Published: 01 July 2022

Istanbul View

In recent years, kilos upon kilos of cocaine have been seized making its way in and out of Turkey. (Photo: Pedro Szekely, Flickr, License)

By David Klein

For Latin American cartels looking to peddle their cocaine into European markets, Turkey is poised to be the next major transit point, according to a new analysis by Insight Crime.

“While still secondary players in Europe compared to the Italian and Albanian mafias,Turkish networks have taken the lead in supplying the world’s smaller but developing cocaine markets, pushing South American powder into eastern Europe, the Caucuses and the rich petro-states of the Persian Gulf,” the report said.

According to Insight Crime, there are a number of factors that make Turkey well suited to become a major player in the trade.

One is experience. Turkish organized crime has long been a leader in the heroin trade, pioneering the so-called “Balkan Route” that today shuttles the bounties of Afghanistan’s poppy fields all the way to Europe.

“Since the 1960s, Turkish traffickers have dominated the global heroin trade, establishing both deep corruption webs at home and a criminal tapestry of port contacts, logistics networks and distribution gangs across Europe,” the report said. “By the 1980s, this had consolidated into the so-called “Balkan Route”: a modern multi-branched Silk Road that transported opiates from Afghanistan and Iran, through the Turkish land mass and into Europe via the Balkans.

A second factor is their connections.

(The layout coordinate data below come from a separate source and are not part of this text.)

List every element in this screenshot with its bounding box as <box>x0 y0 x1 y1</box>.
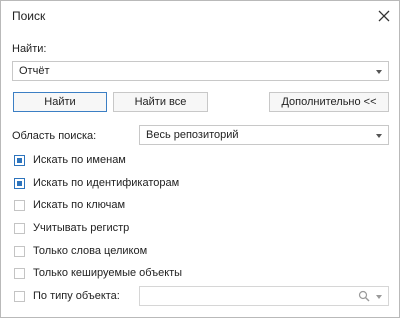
checkbox[interactable] <box>14 178 25 189</box>
option-label: Учитывать регистр <box>33 222 130 234</box>
checkbox[interactable] <box>14 223 25 234</box>
find-button[interactable]: Найти <box>13 92 107 112</box>
find-combobox[interactable]: Отчёт <box>12 61 389 81</box>
dialog-title: Поиск <box>12 9 46 23</box>
chevron-down-icon[interactable] <box>376 295 382 299</box>
checkbox[interactable] <box>14 200 25 211</box>
search-scope-select[interactable]: Весь репозиторий <box>139 125 389 145</box>
option-label: Только слова целиком <box>33 245 148 257</box>
option-label: Искать по именам <box>33 154 126 166</box>
search-icon <box>358 290 370 305</box>
chevron-down-icon[interactable] <box>376 70 382 74</box>
checkbox[interactable] <box>14 246 25 257</box>
option-label: Только кешируемые объекты <box>33 267 183 279</box>
checkbox[interactable] <box>14 155 25 166</box>
search-dialog: Поиск Найти: Отчёт Найти Найти все Допол… <box>0 0 400 318</box>
find-label: Найти: <box>12 43 47 55</box>
search-scope-value: Весь репозиторий <box>146 129 239 141</box>
close-icon[interactable] <box>375 7 393 25</box>
chevron-down-icon[interactable] <box>376 134 382 138</box>
option-label: Искать по идентификаторам <box>33 177 180 189</box>
option-label: По типу объекта: <box>33 290 120 302</box>
find-all-button[interactable]: Найти все <box>113 92 208 112</box>
find-input-value: Отчёт <box>19 65 50 77</box>
object-type-select[interactable] <box>139 286 389 306</box>
advanced-button[interactable]: Дополнительно << <box>269 92 389 112</box>
checkbox[interactable] <box>14 268 25 279</box>
option-label: Искать по ключам <box>33 199 126 211</box>
search-scope-label: Область поиска: <box>12 130 97 142</box>
checkbox[interactable] <box>14 291 25 302</box>
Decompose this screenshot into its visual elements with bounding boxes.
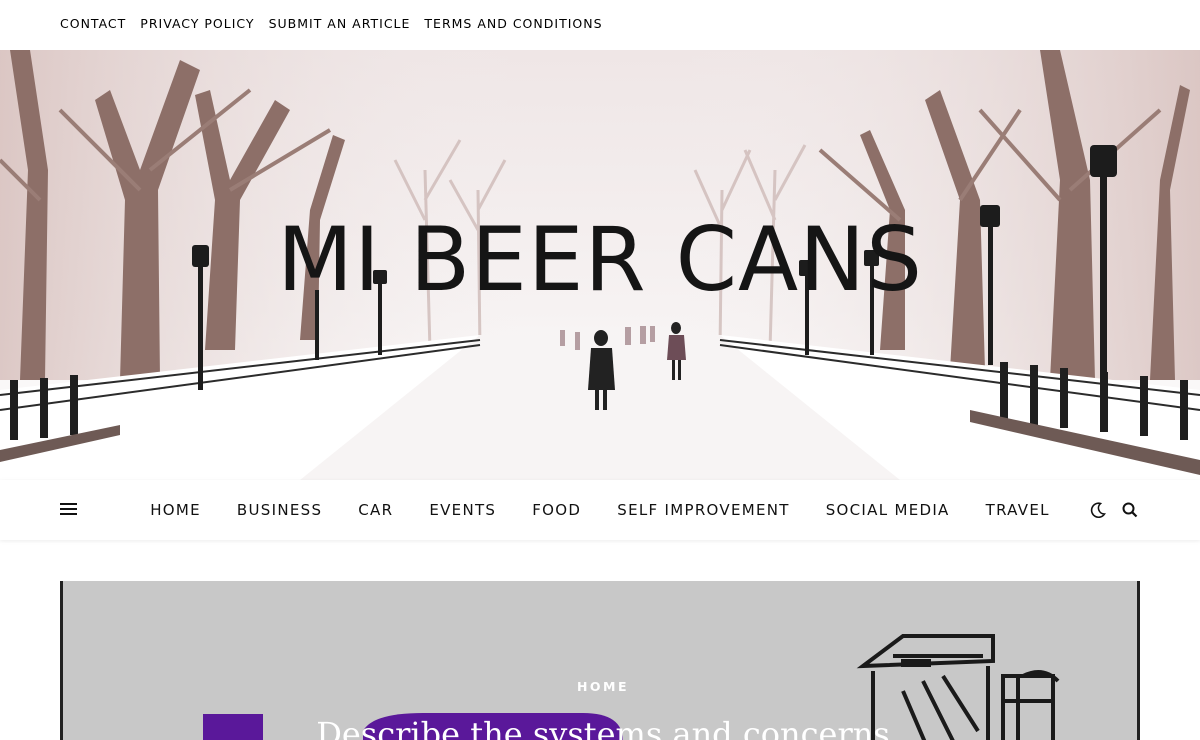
featured-post-title[interactable]: Describe the systems and concerns xyxy=(63,715,1137,740)
search-icon[interactable] xyxy=(1120,500,1140,520)
top-menu-contact[interactable]: CONTACT xyxy=(60,16,126,31)
nav-item-social-media[interactable]: SOCIAL MEDIA xyxy=(826,501,950,519)
header-banner: MI BEER CANS xyxy=(0,50,1200,480)
top-utility-bar: CONTACT PRIVACY POLICY SUBMIT AN ARTICLE… xyxy=(0,0,1200,50)
nav-item-car[interactable]: CAR xyxy=(358,501,393,519)
nav-item-home[interactable]: HOME xyxy=(150,501,201,519)
nav-item-events[interactable]: EVENTS xyxy=(429,501,496,519)
site-title[interactable]: MI BEER CANS xyxy=(0,208,1200,311)
nav-item-self-improvement[interactable]: SELF IMPROVEMENT xyxy=(617,501,789,519)
top-menu-privacy-policy[interactable]: PRIVACY POLICY xyxy=(140,16,254,31)
nav-item-travel[interactable]: TRAVEL xyxy=(986,501,1050,519)
nav-item-business[interactable]: BUSINESS xyxy=(237,501,322,519)
main-navigation: HOME BUSINESS CAR EVENTS FOOD SELF IMPRO… xyxy=(0,480,1200,540)
dark-mode-moon-icon[interactable] xyxy=(1088,500,1108,520)
top-menu-terms[interactable]: TERMS AND CONDITIONS xyxy=(424,16,602,31)
nav-item-food[interactable]: FOOD xyxy=(532,501,581,519)
main-nav-list: HOME BUSINESS CAR EVENTS FOOD SELF IMPRO… xyxy=(0,501,1200,519)
top-menu: CONTACT PRIVACY POLICY SUBMIT AN ARTICLE… xyxy=(60,16,617,31)
featured-category-label[interactable]: HOME xyxy=(63,679,1137,694)
featured-post-slide[interactable]: HOME Describe the systems and concerns xyxy=(60,581,1140,740)
nav-icon-group xyxy=(1076,500,1140,520)
top-menu-submit-article[interactable]: SUBMIT AN ARTICLE xyxy=(269,16,411,31)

After the Balkan route coalesced in the 80s, Turkish organized criminals came into contact with their Latin American equivalents, building a flourishing barter economy of heroin for cocaine.

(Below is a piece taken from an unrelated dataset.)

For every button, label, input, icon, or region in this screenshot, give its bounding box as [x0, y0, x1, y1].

“While the Turks may not have had the long-standing local connections enjoyed by the Italian mafias, their superb maritime transport infrastructure meant they did not need to outsource smuggling and could ship their own cocaine to Europe,” the report explained.

A third was growing demand for the drug in neighboring regions.

“Closer to home, by the mid-2010s, the modest cocaine market was growing in the Middle East, with seizures noticeably increasing in nearby Syria, Lebanon and Israel, and doubling across the region in 2016,” said the report.

Over time, militant groups with strong presences in Turkey, such as the Turkish nationalist “Gray Wolves” and Lebanese Hezbollah, have also found themselves with presences in Latin America, working to make the cocaine trade another funding source for their operations back home.

Since then, kilos upon kilos of cocaine have been seized making its way in and out of Turkey.

“Turkish and foreign law enforcement have seized record quantities of cocaine heading from South America to Turkey, revealing the growing role of the country’s powerful traffickers in the transit of drugs to European and Middle Eastern markets,” Insight found.